Also Dan Hynes said he sent a letter Thursday to top state officials about payroll problems the state could face if a new state budget isn’t approved soon.
Democratic candidate Colleen Callahan says she has raised about $250,000 so far for her 18th Congressional District campaign to succeed U.S. Rep. Ray LaHood, R-Peoria.
Callahan, making her first run for elective office, spoke briefly Thursday about her fundraising efforts at a Springfield news conference where state Comptroller Dan Hynes announced he is endorsing Callahan.
The next Federal Election Commission campaign finance reports, covering the period through Monday, will be available to the public in mid-July.

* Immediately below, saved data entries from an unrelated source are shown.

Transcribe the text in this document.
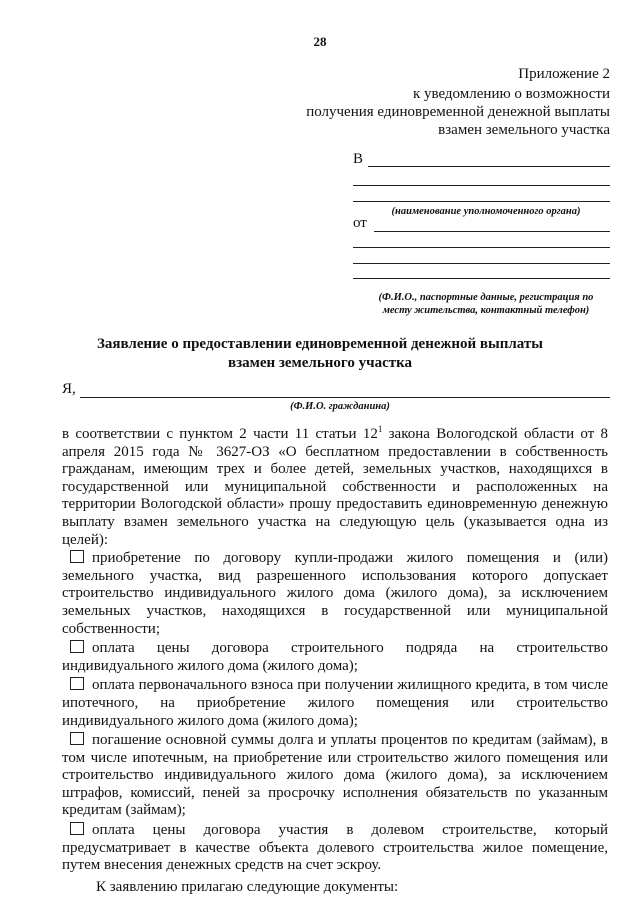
28
Приложение 2
к уведомлению о возможности
получения единовременной денежной выплаты
взамен земельного участка
В
(наименование уполномоченного органа)
от
(Ф.И.О., паспортные данные, регистрация по
месту жительства, контактный телефон)
Заявление о предоставлении единовременной денежной выплаты
взамен земельного участка
Я,
(Ф.И.О. гражданина)

в соответствии с пунктом 2 части 11 статьи $12^1$ закона Вологодской области от 8 апреля 2015 года № 3627-ОЗ «О бесплатном предоставлении в собственность гражданам, имеющим трех и более детей, земельных участков, находящихся в государственной или муниципальной собственности и расположенных на территории Вологодской области» прошу предоставить единовременную денежную выплату взамен земельного участка на следующую цель (указывается одна из целей):

приобретение по договору купли-продажи жилого помещения и (или) земельного участка, вид разрешенного использования которого допускает строительство индивидуального жилого дома (жилого дома), за исключением земельных участков, находящихся в государственной или муниципальной собственности;

оплата цены договора строительного подряда на строительство индивидуального жилого дома (жилого дома);

оплата первоначального взноса при получении жилищного кредита, в том числе ипотечного, на приобретение жилого помещения или строительство индивидуального жилого дома (жилого дома);

погашение основной суммы долга и уплаты процентов по кредитам (займам), в том числе ипотечным, на приобретение или строительство жилого помещения или строительство индивидуального жилого дома (жилого дома), за исключением штрафов, комиссий, пеней за просрочку исполнения обязательств по указанным кредитам (займам);

оплата цены договора участия в долевом строительстве, который предусматривает в качестве объекта долевого строительства жилое помещение, путем внесения денежных средств на счет эскроу.

К заявлению прилагаю следующие документы:
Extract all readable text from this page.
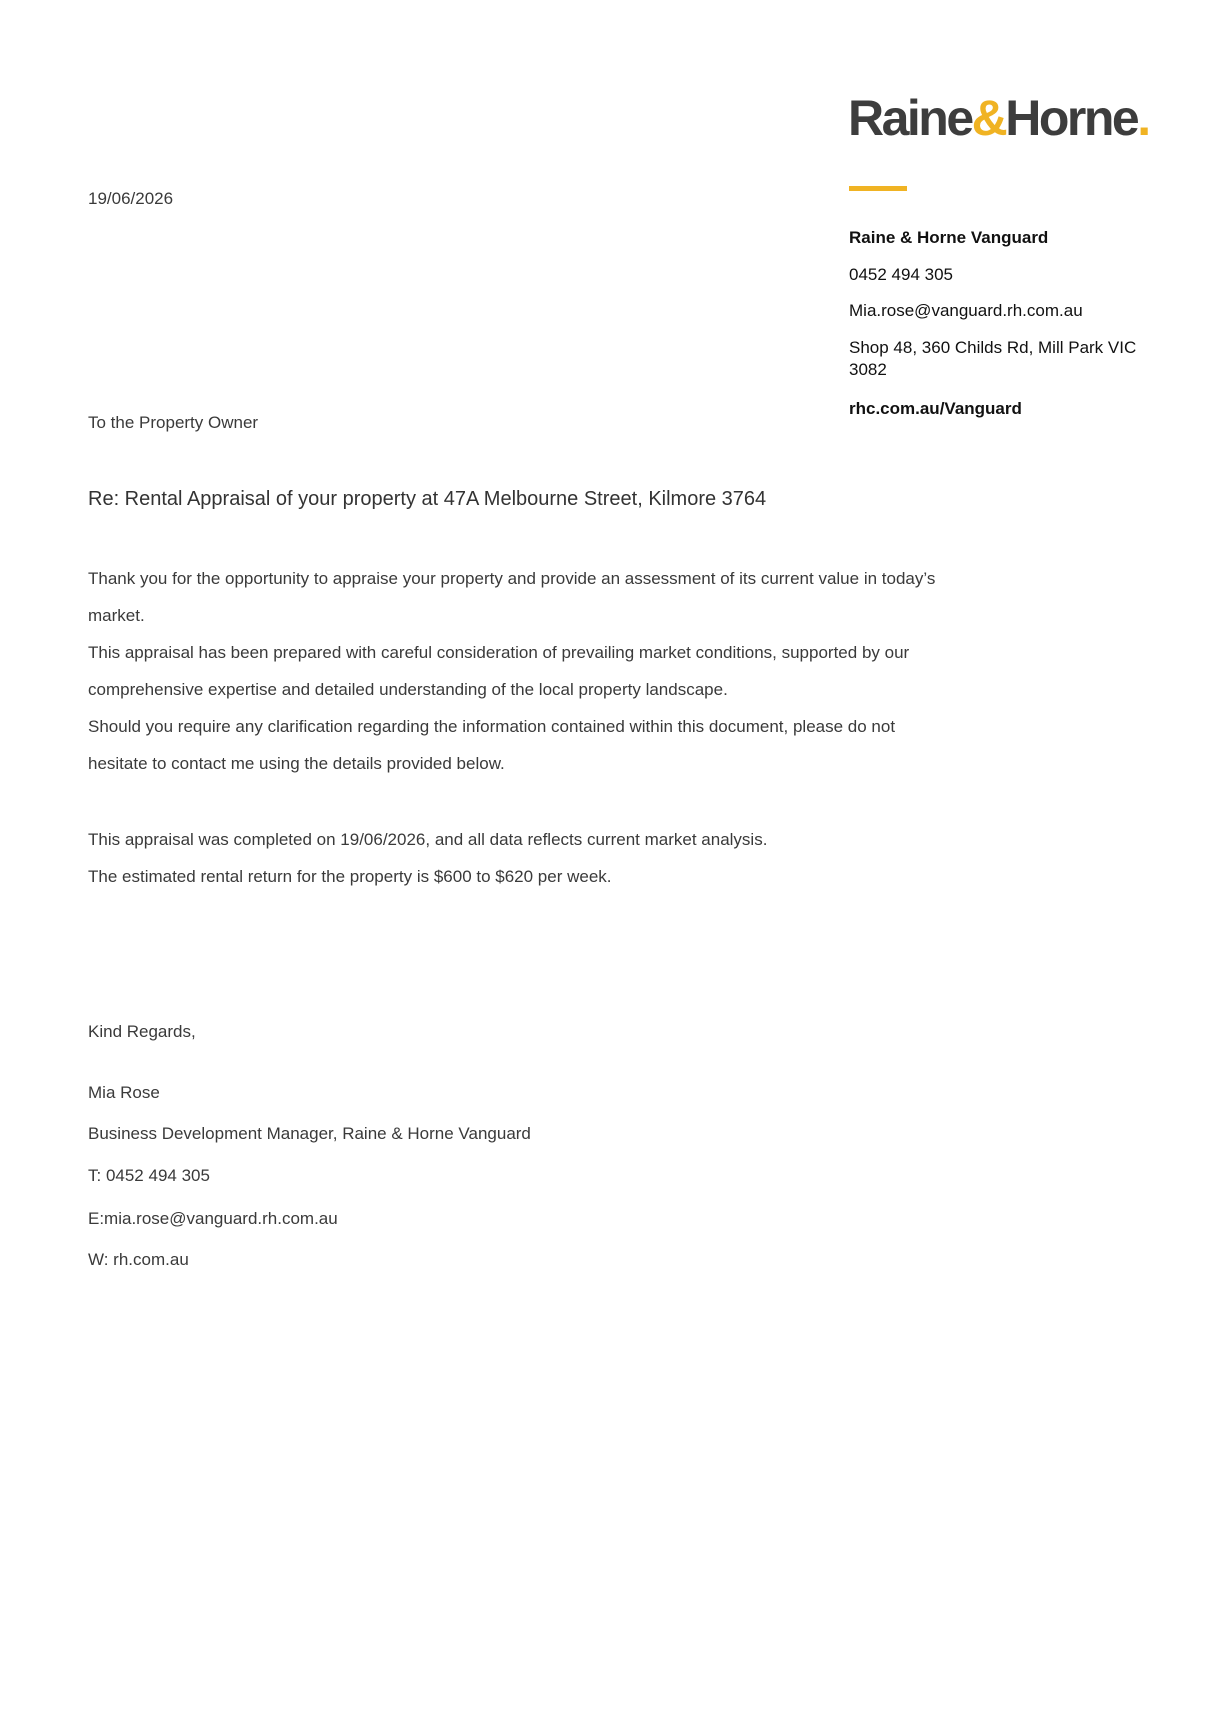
Raine&Horne.
Raine & Horne Vanguard
0452 494 305
Mia.rose@vanguard.rh.com.au
Shop 48, 360 Childs Rd, Mill Park VIC 3082
rhc.com.au/Vanguard
19/06/2026
To the Property Owner
Re: Rental Appraisal of your property at 47A Melbourne Street, Kilmore 3764
Thank you for the opportunity to appraise your property and provide an assessment of its current value in today’s
market.
This appraisal has been prepared with careful consideration of prevailing market conditions, supported by our
comprehensive expertise and detailed understanding of the local property landscape.
Should you require any clarification regarding the information contained within this document, please do not
hesitate to contact me using the details provided below.
This appraisal was completed on 19/06/2026, and all data reflects current market analysis.
The estimated rental return for the property is $600 to $620 per week.
Kind Regards,
Mia Rose
Business Development Manager, Raine & Horne Vanguard
T: 0452 494 305
E:mia.rose@vanguard.rh.com.au
W: rh.com.au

Callahan said she expects to have cash on hand totaling "in the neighborhood" of $130,000 to $140,000.
Other contenders for LaHood’s congressional seat are Aaron Schock of Peoria, a Republican now serving in the Illinois House of Representatives; Sheldon Schafer of Peoria, the Green Party nominee; and Bradley Carter of Peoria, the Constitution Party of Illinois nominee.
Schock campaign manager Steve Shearer declined to talk about his candidate’s campaign finances until the FEC reports are done.
"It’s premature," Shearer said. "Ordinary voters aren’t really concerned about that."
Schafer said he has raised "a few thousand dollars" but doesn’t yet expect to meet the $5,000 fundraising threshold that requires filing an FEC report. He said his campaign would rely on small contributions from donors.
"I don’t feel a desperate need for a million dollars," he said.
The Democratic comptroller, in endorsing Callahan, said she would provide "proven, mature leadership." Hynes said later the comment was not meant as a shot at the 27-year-old Schock.
"Age is not an issue and should not be an issue," he said.
Callahan thanked Hynes for the endorsement, saying, "I hope to add my name to his reputation of being an effective public servant."
Later on Thursday, Shearer brushed off the Hynes endorsement, saying, "It’s not much news that a Democrat is endorsing a Democrat."
On another topic, Hynes said he sent a letter Thursday to top state officials about payroll problems the state could face if a new state budget isn’t approved soon.
The letter points out that July 10 is a key date, Hynes said. If no budget is in place by then, state government could start missing payrolls.
Hynes avoided taking sides in the ongoing squabbles involving Gov. Rod Blagojevich, Senate President Emil Jones and House Speaker Michael Madigan, all Chicago Democrats.
"What should have happened is months ago, there should have been a better dialogue between the leaders of the House, Senate and the governor, to come together on an agreed budget that lays out what our mission and our priorities are for state government," Hynes said. "I think it’s still not too late for everybody to come together and say, here’s what we need to do."
The governor and legislative leaders must talk to one another and acknowledge they’re in "a staring contest to see who blinks first," Hynes said.
"The ones who are going to get hurt in this contest are tens of thousands, if not hundreds of thousands, of vulnerable innocent people," he added. "That needs to change, and it starts with the leadership at the very top."